Какая может быть вина, если жизнь вынуждает поступать так, а не иначе? И вообще, говорят же, что враги человеку – домашние его. Нет у меня врагов. Возмездие – кара за отложенный грех, оно почему-то запаздывает. А ну как оно настигнет в самую неподходящую минуту, ударит не по мне, а по тому, кто мои грехи возьмёт себе?
Слушаю как бы рассеянно. А ведь и мне хочется, вскинув голову, воем боли взбудоражить округу. Оно понятно, любовь – самое тяжёлое, самое каторжное чувство. Никакой стеной не отгородиться от него. А я вот… не бутылку в магазине надо было покупать, а цветы. Да ту же веточку вербы принёс бы,- какая радость у женщины была бы. Вот тебе и хозяин обстоятельств.
Мужику, всё, что ему нужно – это место, где он чувствует себя дома, и человек, с которым ему хорошо.
Не могу представить Елизавету Михайловну с вялой кровью. Всегда она активная, всегда с напором. С чего вот она разоткровенничалась?  Завязка ослабла. Вынужденно жила скукоженной.
Никак Елизавета Михайловна не соответствует утверждению, что женщина - мешок, что в неё положат, то и несёт. Я не циник. Голова идёт кругом. Слова впервые не вызвали раздражения. Почувствовал неподдельную искренность, смысл сказанного был нов. Жадность жить овладела. Мне предоставлено право хватать, брать, что пожелаю и как пожелаю. Вроде как устыдился этого чувства.

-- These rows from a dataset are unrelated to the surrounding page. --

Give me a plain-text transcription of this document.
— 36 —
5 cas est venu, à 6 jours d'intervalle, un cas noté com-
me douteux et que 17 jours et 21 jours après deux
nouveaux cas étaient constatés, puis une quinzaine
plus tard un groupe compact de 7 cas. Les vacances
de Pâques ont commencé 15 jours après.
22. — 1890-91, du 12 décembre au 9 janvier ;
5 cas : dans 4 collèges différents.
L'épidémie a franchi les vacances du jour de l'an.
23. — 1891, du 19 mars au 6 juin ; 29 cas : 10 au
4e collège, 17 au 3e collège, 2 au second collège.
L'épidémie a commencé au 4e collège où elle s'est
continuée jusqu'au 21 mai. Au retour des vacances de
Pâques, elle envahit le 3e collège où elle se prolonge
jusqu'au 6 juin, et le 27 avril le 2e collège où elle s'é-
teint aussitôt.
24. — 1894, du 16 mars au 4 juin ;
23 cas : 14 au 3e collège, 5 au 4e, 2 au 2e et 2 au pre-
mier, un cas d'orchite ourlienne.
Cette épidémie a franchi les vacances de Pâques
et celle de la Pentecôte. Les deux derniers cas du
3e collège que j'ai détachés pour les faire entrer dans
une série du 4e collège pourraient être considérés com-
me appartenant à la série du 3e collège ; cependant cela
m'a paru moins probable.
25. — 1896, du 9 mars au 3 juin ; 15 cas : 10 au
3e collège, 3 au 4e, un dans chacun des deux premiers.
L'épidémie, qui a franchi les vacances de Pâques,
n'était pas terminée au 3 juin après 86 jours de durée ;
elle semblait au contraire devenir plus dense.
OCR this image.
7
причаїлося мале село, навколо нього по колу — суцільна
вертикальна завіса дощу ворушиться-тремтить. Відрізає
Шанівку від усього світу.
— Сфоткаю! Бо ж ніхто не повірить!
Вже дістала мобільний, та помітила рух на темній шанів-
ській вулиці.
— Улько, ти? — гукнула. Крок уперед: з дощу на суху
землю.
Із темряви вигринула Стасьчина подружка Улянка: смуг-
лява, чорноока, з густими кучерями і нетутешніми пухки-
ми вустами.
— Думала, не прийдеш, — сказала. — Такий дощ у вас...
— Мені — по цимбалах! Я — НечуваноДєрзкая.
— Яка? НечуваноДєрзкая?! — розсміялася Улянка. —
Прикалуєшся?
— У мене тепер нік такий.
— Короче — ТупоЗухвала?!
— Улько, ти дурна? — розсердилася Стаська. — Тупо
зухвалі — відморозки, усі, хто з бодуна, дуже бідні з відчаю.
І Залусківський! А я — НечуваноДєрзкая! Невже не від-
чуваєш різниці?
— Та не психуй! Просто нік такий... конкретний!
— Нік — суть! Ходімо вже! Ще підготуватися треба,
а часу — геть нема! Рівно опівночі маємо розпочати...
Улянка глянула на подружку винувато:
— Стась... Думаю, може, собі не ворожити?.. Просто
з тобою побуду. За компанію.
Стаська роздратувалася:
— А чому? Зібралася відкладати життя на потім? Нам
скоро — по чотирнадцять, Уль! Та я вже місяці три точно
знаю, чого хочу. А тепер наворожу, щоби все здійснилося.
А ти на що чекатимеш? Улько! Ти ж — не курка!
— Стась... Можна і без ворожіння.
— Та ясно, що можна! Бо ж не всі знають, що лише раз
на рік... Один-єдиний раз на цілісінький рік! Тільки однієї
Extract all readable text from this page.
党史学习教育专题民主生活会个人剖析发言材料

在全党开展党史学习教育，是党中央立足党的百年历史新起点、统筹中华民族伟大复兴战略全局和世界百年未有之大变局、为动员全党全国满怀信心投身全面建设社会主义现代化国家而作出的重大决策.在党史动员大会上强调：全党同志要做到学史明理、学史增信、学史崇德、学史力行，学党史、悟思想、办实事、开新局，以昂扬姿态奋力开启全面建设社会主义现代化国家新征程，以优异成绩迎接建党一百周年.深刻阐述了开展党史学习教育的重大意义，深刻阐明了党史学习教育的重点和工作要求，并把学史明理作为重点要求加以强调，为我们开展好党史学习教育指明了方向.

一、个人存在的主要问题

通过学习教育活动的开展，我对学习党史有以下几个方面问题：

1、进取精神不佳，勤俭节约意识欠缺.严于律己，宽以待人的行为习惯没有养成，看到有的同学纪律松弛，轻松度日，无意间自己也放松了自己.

Не бывает схожести ни в чём. И боль у всех разная, и день не похож на ночь, и свет или мрак – это либо-либо. Только так всё. А остальные «полу» - это либо блажь, либо несусветица. Неужели Елизавете Михайловне свойственно переживать?
Каждый из нас в своём мире переживает свою страсть. Страсть не торгуется. Она кого хочешь может погубить. И если она сегодня не губит кого-то, то, будь уверен, завтра жертвой она выбрала тебя.
Как это говорится: сердце есть, а счастья в нём нет. Хорошо, когда счастье вваливается нежданным, хорошо, когда счастье не надо ловить. Но ведь оно и халявным не должно быть. Кого надо оно найдёт, будьте уверены. И найдёт, и объявится на пороге.
Мысли о том, чтобы поделиться с кем-то обо всём, не возникло. Жажда обладать, желание понять — всё смешалось
Набрал полную грудь воздуха и очень недолго задержал дыхание. Выдыхал медленно.
Чего я хочу, чего хочет Елизавета Михайловна? Опасность не в том, чтобы добиться женщины, опасность в самой женщине.